Can we control where the critical point of an elementary embedding is mapped?

Question

At the risk of this question having an easy answer, I am asking the following:

Suppose we have a measurable cardinal $\kappa$ and a (possibly regular) cardinal $\lambda>\kappa$. Is there any condition, like the existence of an appropriate ultrafilter, that implies the existence of an elementary embedding $j:V\to M$ with critical point $\kappa$ so that $j(\kappa)=\lambda$?

An example is when $\kappa$ is huge: if there is a normal $\kappa$-complete ultrafilter $U$ on $P(\lambda)$ with the property that $\{X\subseteq P(\lambda)\mid ot(X)=\kappa\}\in U$, then the ultrapower embedding $j:V\to M\simeq Ult(V,U)$ satisfies $j(\kappa)=\lambda$ (and $~{}^{j(\kappa)}M\subseteq M$)..

However, I am interested in the case where $\kappa$ is only measurable, maybe not even strong.

I am assuming Choice and whenever I write $j:V\to M$ I mean that $M\subseteq V$ is a transitive model of ZFC.

Answer 1

Here is a necessary and sufficient criterion: $\lambda>2^\kappa$. This is easily seen to be necessary, since if $j:V\to M$ has critical point $\kappa$, then the power set $P(\kappa)$ is contained in $M$, and from this it follows that $j(\kappa)>2^\kappa$ since $j(\kappa)$ is inaccessible in $M$. Conversely, we can hit every cardinal above $2^\kappa$, by the following.

Theorem. If $\kappa$ is a measurable cardinal, then every cardinal $\lambda>2^\kappa$ is the image $\lambda=j(\kappa)$ of some elementary embedding $j:V\to M$ with critical point $\kappa$.

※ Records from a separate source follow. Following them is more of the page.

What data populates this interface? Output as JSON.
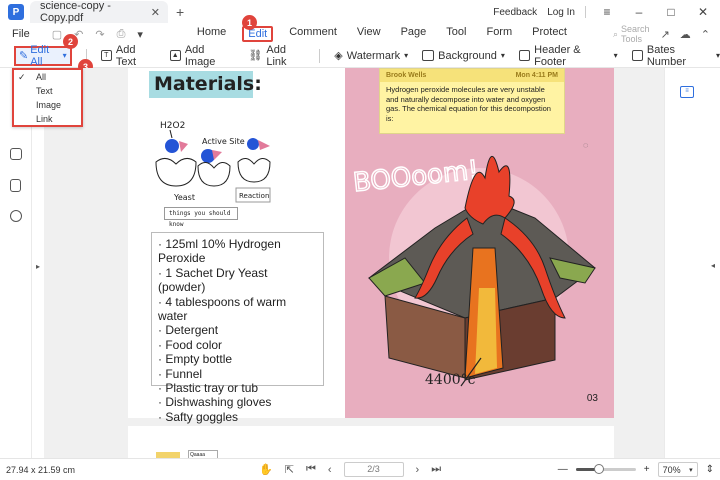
{
  "titlebar": {
    "tab_title": "science-copy - Copy.pdf",
    "feedback": "Feedback",
    "login": "Log In"
  },
  "menubar": {
    "file": "File",
    "items": [
      "Home",
      "Edit",
      "Comment",
      "View",
      "Page",
      "Tool",
      "Form",
      "Protect"
    ],
    "active_item": "Edit",
    "search_placeholder": "Search Tools"
  },
  "toolbar": {
    "edit_all": "Edit All",
    "add_text": "Add Text",
    "add_image": "Add Image",
    "add_link": "Add Link",
    "watermark": "Watermark",
    "background": "Background",
    "header_footer": "Header & Footer",
    "bates_number": "Bates Number"
  },
  "dropdown": {
    "options": [
      "All",
      "Text",
      "Image",
      "Link"
    ],
    "selected": "All"
  },
  "badges": [
    "1",
    "2",
    "3"
  ],
  "document": {
    "materials_title": "Materials:",
    "diagram_labels": {
      "h2o2": "H2O2",
      "active_site": "Active Site",
      "yeast": "Yeast",
      "reaction": "Reaction"
    },
    "caption": "things you should know",
    "materials": [
      "125ml 10% Hydrogen Peroxide",
      "1 Sachet Dry Yeast (powder)",
      "4 tablespoons of warm water",
      "Detergent",
      "Food color",
      "Empty bottle",
      "Funnel",
      "Plastic tray or tub",
      "Dishwashing gloves",
      "Safty goggles"
    ],
    "note": {
      "author": "Brook Wells",
      "time": "Mon 4:11 PM",
      "body": "Hydrogen peroxide molecules are very unstable and naturally decompose into water and oxygen gas. The chemical equation for this decompostion is:"
    },
    "boom_text": "BOOoom!",
    "temperature": "4400°c",
    "page_number": "03",
    "next_page_label": "Qaaaa"
  },
  "statusbar": {
    "dimensions": "27.94 x 21.59 cm",
    "page_field": "2/3",
    "zoom_level": "70%",
    "zoom_fraction": 0.38
  },
  "colors": {
    "accent": "#2f6fde",
    "highlight_red": "#e0443c",
    "pink_bg": "#e8aebf",
    "note_yellow": "#fff3a3"
  }
}
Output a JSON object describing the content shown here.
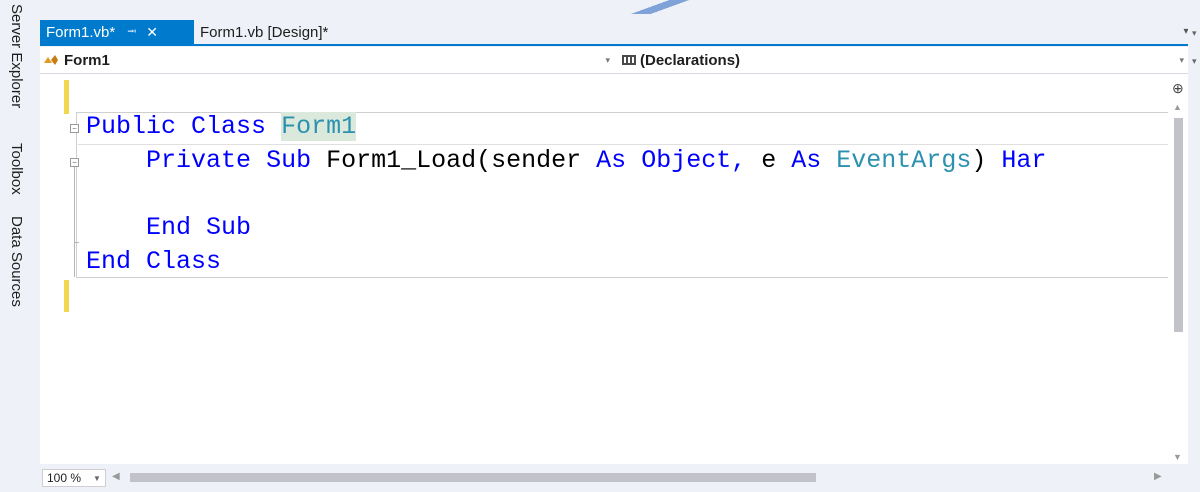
{
  "side_panel": {
    "items": [
      {
        "label": "Server Explorer"
      },
      {
        "label": "Toolbox"
      },
      {
        "label": "Data Sources"
      }
    ]
  },
  "tabs": [
    {
      "label": "Form1.vb*",
      "active": true
    },
    {
      "label": "Form1.vb [Design]*",
      "active": false
    }
  ],
  "navbar": {
    "left_value": "Form1",
    "right_value": "(Declarations)"
  },
  "code": {
    "line1": {
      "k1": "Public",
      "k2": "Class",
      "name": "Form1"
    },
    "line2": {
      "k1": "Private",
      "k2": "Sub",
      "t1": "Form1_Load(sender",
      "k3": "As",
      "k4": "Object,",
      "t2": "e",
      "k5": "As",
      "typ": "EventArgs",
      "t3": ")",
      "trail": "Har"
    },
    "line3": {
      "k1": "End",
      "k2": "Sub"
    },
    "line4": {
      "k1": "End",
      "k2": "Class"
    }
  },
  "status": {
    "zoom": "100 %"
  },
  "colors": {
    "accent": "#007acc",
    "keyword": "#0000ff",
    "type": "#2b91af",
    "change_marker": "#f2d64b"
  }
}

Proof. Let $\mu$ be a normal measure on $\kappa$ and consider the class of images $j_\alpha(\kappa)$, where $j_\alpha$ is the $\alpha$-iterated ultrapower by $\mu$. These are the ordinals that form the critical sequence. This class of ordinals is closed and unbounded. It is clearly unbounded, since by iterating further, we can push $j(\kappa)$ as high as desired. It is closed, since the iterations are defined to take the direct limit at limit stages, and this makes the critical sequence continuous.

Finally, I claim that every cardinal above $2^\kappa$ is on the critical sequence. To see this, it suffices to argue that at each stage, we don't jump over the next cardinal. If $j_\alpha:V\to M_\alpha$ is the $\alpha^{th}$ iterate, then the extender representation shows that every element of $M$ has the form $j(f)(s)$, where $f:\kappa\to V$ and $s$ is a finite sequence from the critical sequence below $\kappa_\alpha$, which are ordinals below $j_\alpha(\kappa)$. If we go one more step, to $j_{\alpha+1}:V\to M_{\alpha+1}$, then we only need to add one more generator or seed, namely $\kappa_\alpha$ itself, and so $|j_{\alpha+1}(\kappa)|^V\leq |\kappa^\kappa|\cdot|(\alpha+1)^{<\omega}|$, which has the same size as $j_\alpha(\kappa)$. So at successor stages, we don't get to the next cardinal, and so we reach all the cardinals at limit stages. So we'll get every cardinal above $2^\kappa$. QED

Lastly, note that although you had asked about cardinals $\lambda$ that are the images of $\kappa$ under an embedding, nevertheless such images are not always cardinals. For example, if $\mu$ is a measure on $\kappa$ with ultrapower $j:V\to M$, then $j(\kappa)$ is never a cardinal, since it is strictly between $2^\kappa$ and $(2^\kappa)^+$. So one might want a criterion for recognizing when an ordinal $\lambda$ is the image of $\kappa$ under an embedding, and I think that is a much subtler question.